– Много ты понимаешь в атавизмах-то, – ступенчато всхлипнула пятая голова. – Мы, может, с детства о настольном футболе мечтали. Мы, может, триста лет только и жили этим. Мы, может, и наиграться-то не успели вдоволь, а теперь – и без футбола, и без лучших голов осталися. Может, мы вообще первый раз в жизни мяч пинали, может, мы преимущественно болельщик! У нас, может, столько болезней, что и признаться совестно! Может, нам жить осталось лет сто семьдесят пять от силы! А ты нас – как щенка, в сухую, на корпию расщипал!.. Смял ты нас, победитель, бессовестно втоптал в самую глухую безнадегу. Мы теперь сами себя не понимаем, сами с собой договориться не можем. Покусали вон друг друга! Стыдно, ей богу... Браконьер ты живодерский – вот кто ты после этого!
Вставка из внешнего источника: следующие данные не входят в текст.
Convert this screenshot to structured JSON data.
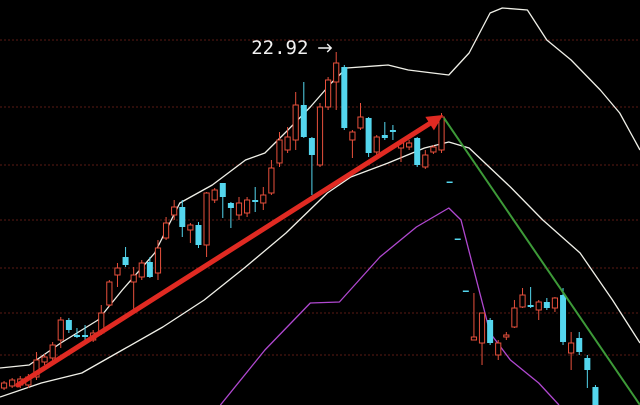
{
  "chart_data": {
    "type": "candlestick",
    "title": "",
    "xlabel": "",
    "ylabel": "",
    "xlim": [
      -0.5,
      78.5
    ],
    "ylim": [
      8.8,
      25
    ],
    "grid": true,
    "colors": {
      "background": "#000000",
      "up": "#e8503c",
      "down": "#54d6ee",
      "grid": "#5a1a14",
      "band": "#f0f0e8",
      "purple_line": "#b048d0",
      "green_line": "#3d9a38",
      "arrow": "#e02a22"
    },
    "candles_ohlc": [
      [
        9.48,
        9.76,
        9.4,
        9.68
      ],
      [
        9.56,
        9.88,
        9.48,
        9.8
      ],
      [
        9.6,
        9.96,
        9.48,
        9.84
      ],
      [
        9.6,
        10.04,
        9.48,
        9.92
      ],
      [
        9.92,
        10.92,
        9.8,
        10.6
      ],
      [
        10.52,
        10.84,
        10.4,
        10.72
      ],
      [
        10.68,
        11.32,
        10.52,
        11.2
      ],
      [
        11.4,
        12.32,
        11.08,
        12.2
      ],
      [
        12.2,
        12.28,
        11.68,
        11.8
      ],
      [
        11.6,
        11.88,
        11.48,
        11.52
      ],
      [
        11.6,
        12.0,
        11.4,
        11.52
      ],
      [
        11.4,
        11.8,
        11.32,
        11.68
      ],
      [
        11.68,
        12.8,
        11.6,
        12.48
      ],
      [
        12.8,
        13.8,
        12.72,
        13.72
      ],
      [
        14.0,
        14.48,
        13.52,
        14.28
      ],
      [
        14.72,
        15.12,
        14.32,
        14.4
      ],
      [
        13.72,
        14.32,
        12.6,
        14.0
      ],
      [
        13.92,
        14.6,
        13.8,
        14.48
      ],
      [
        14.52,
        14.72,
        13.88,
        13.92
      ],
      [
        14.08,
        15.4,
        13.8,
        15.08
      ],
      [
        15.48,
        16.32,
        15.4,
        16.08
      ],
      [
        16.4,
        17.0,
        16.2,
        16.72
      ],
      [
        16.72,
        17.0,
        15.52,
        15.92
      ],
      [
        15.8,
        16.08,
        15.28,
        16.0
      ],
      [
        16.0,
        16.12,
        15.08,
        15.2
      ],
      [
        15.2,
        17.32,
        14.72,
        17.28
      ],
      [
        17.0,
        17.48,
        16.88,
        17.4
      ],
      [
        17.68,
        17.68,
        16.28,
        17.12
      ],
      [
        16.88,
        16.92,
        15.88,
        16.68
      ],
      [
        16.4,
        17.12,
        16.2,
        16.88
      ],
      [
        16.48,
        17.12,
        16.32,
        17.0
      ],
      [
        17.0,
        17.52,
        16.52,
        16.92
      ],
      [
        16.88,
        17.52,
        16.6,
        17.2
      ],
      [
        17.28,
        18.6,
        17.2,
        18.28
      ],
      [
        18.48,
        19.72,
        18.32,
        19.4
      ],
      [
        19.0,
        19.92,
        18.88,
        19.52
      ],
      [
        19.4,
        21.32,
        19.0,
        20.8
      ],
      [
        20.8,
        21.72,
        19.48,
        19.52
      ],
      [
        19.48,
        19.52,
        17.2,
        18.8
      ],
      [
        18.4,
        20.88,
        18.32,
        20.72
      ],
      [
        20.72,
        21.92,
        20.6,
        21.8
      ],
      [
        21.72,
        22.92,
        20.6,
        22.48
      ],
      [
        22.32,
        22.4,
        19.8,
        19.88
      ],
      [
        19.4,
        19.8,
        18.68,
        19.72
      ],
      [
        19.88,
        20.88,
        19.8,
        20.32
      ],
      [
        20.28,
        20.32,
        18.72,
        18.88
      ],
      [
        18.92,
        19.6,
        18.72,
        19.52
      ],
      [
        19.6,
        20.12,
        19.4,
        19.48
      ],
      [
        19.8,
        20.0,
        19.4,
        19.72
      ],
      [
        19.08,
        19.4,
        18.52,
        19.28
      ],
      [
        19.12,
        19.4,
        19.0,
        19.28
      ],
      [
        19.48,
        19.52,
        18.32,
        18.4
      ],
      [
        18.32,
        19.0,
        18.24,
        18.8
      ],
      [
        18.92,
        19.2,
        18.84,
        19.12
      ],
      [
        19.0,
        20.48,
        18.88,
        20.32
      ],
      [
        17.74,
        17.74,
        17.7,
        17.7
      ],
      [
        15.46,
        15.46,
        15.42,
        15.42
      ],
      [
        13.38,
        13.38,
        13.34,
        13.34
      ],
      [
        11.4,
        13.28,
        11.4,
        11.52
      ],
      [
        11.28,
        12.48,
        10.4,
        12.48
      ],
      [
        12.2,
        12.28,
        11.2,
        11.28
      ],
      [
        10.8,
        11.4,
        10.6,
        11.28
      ],
      [
        11.52,
        11.72,
        11.4,
        11.6
      ],
      [
        11.92,
        13.0,
        11.88,
        12.68
      ],
      [
        12.72,
        13.48,
        12.68,
        13.2
      ],
      [
        12.8,
        13.52,
        12.68,
        12.72
      ],
      [
        12.6,
        13.0,
        12.2,
        12.92
      ],
      [
        12.92,
        13.08,
        12.6,
        12.68
      ],
      [
        12.68,
        13.12,
        12.52,
        13.08
      ],
      [
        13.2,
        13.48,
        11.2,
        11.32
      ],
      [
        10.88,
        11.72,
        10.2,
        11.28
      ],
      [
        11.48,
        11.72,
        10.8,
        10.92
      ],
      [
        10.68,
        10.8,
        9.48,
        10.2
      ],
      [
        9.52,
        9.6,
        8.6,
        8.8
      ]
    ],
    "lines": {
      "upper_band": [
        [
          -0.5,
          10.28
        ],
        [
          3.1,
          10.4
        ],
        [
          7.0,
          11.28
        ],
        [
          11.6,
          12.2
        ],
        [
          14.6,
          13.4
        ],
        [
          18.6,
          14.88
        ],
        [
          21.7,
          16.88
        ],
        [
          25.7,
          17.6
        ],
        [
          29.8,
          18.6
        ],
        [
          32.2,
          18.88
        ],
        [
          34.8,
          19.72
        ],
        [
          37.8,
          20.72
        ],
        [
          40.4,
          21.68
        ],
        [
          42.3,
          22.28
        ],
        [
          47.4,
          22.4
        ],
        [
          49.9,
          22.2
        ],
        [
          54.9,
          22.0
        ],
        [
          57.4,
          22.88
        ],
        [
          60.0,
          24.48
        ],
        [
          61.5,
          24.68
        ],
        [
          64.6,
          24.6
        ],
        [
          67.0,
          23.4
        ],
        [
          70.0,
          22.6
        ],
        [
          73.6,
          21.4
        ],
        [
          76.0,
          20.48
        ],
        [
          78.5,
          19.0
        ]
      ],
      "middle_band": [
        [
          -0.5,
          9.12
        ],
        [
          4.6,
          9.68
        ],
        [
          9.6,
          10.08
        ],
        [
          14.6,
          11.0
        ],
        [
          19.6,
          11.92
        ],
        [
          24.7,
          13.0
        ],
        [
          29.8,
          14.32
        ],
        [
          34.8,
          15.68
        ],
        [
          39.9,
          17.28
        ],
        [
          42.8,
          17.92
        ],
        [
          47.4,
          18.48
        ],
        [
          51.9,
          19.08
        ],
        [
          54.9,
          19.32
        ],
        [
          57.4,
          19.08
        ],
        [
          62.5,
          17.52
        ],
        [
          66.5,
          16.2
        ],
        [
          71.1,
          14.88
        ],
        [
          75.1,
          13.0
        ],
        [
          78.5,
          11.28
        ]
      ],
      "purple_line": [
        [
          26.7,
          8.8
        ],
        [
          32.2,
          11.0
        ],
        [
          37.8,
          12.88
        ],
        [
          41.4,
          12.92
        ],
        [
          46.4,
          14.72
        ],
        [
          50.9,
          15.92
        ],
        [
          54.9,
          16.68
        ],
        [
          56.4,
          16.2
        ],
        [
          60.0,
          11.68
        ],
        [
          62.5,
          10.6
        ],
        [
          66.0,
          9.68
        ],
        [
          68.5,
          8.8
        ]
      ],
      "green_trendline": [
        [
          54.3,
          20.28
        ],
        [
          78.5,
          8.8
        ]
      ],
      "red_arrow": [
        [
          1.7,
          9.6
        ],
        [
          54.2,
          20.4
        ]
      ]
    },
    "annotations": [
      {
        "text": "22.92",
        "at_candle": 41,
        "price": 22.92
      }
    ]
  }
}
Уходи прочь, гость непрошеный, видеть тебя не желаем.
Барон Николай замычал, как бы не умея выдавить из себя подходящие слова.
– Так я ведь...
– Иди, прошу тебя, – говорит пятая.
– Только ты это... – вдобавок жалобно попросила седьмая, – ты... дамочке своей, про то, что видел здесь, не рассказывай, будь человеком.
И зарыдал горячими струями – будто шестнадцать труб в подвале прорвало.
Рыцарь не стал ничего больше говорить, повернулся и пошел к выходу. В душе его что-то протяжно заныло, какой-то печальный фагот заиграл. Он подумал: «Вот тебе и чудище – обло, стозевно, но уже не озорно и не лаяй.» И еще сейчас ему вспомнились слова своего старого наставника кентавра Сандалетова, слышанные еще в ученическую пору. «Первая седина, – сказал тогда Сандалетов, – ударила мне в бороду, когда я увидел своего лютого врага побежденным и плачущим. Нелегкое зрелище...»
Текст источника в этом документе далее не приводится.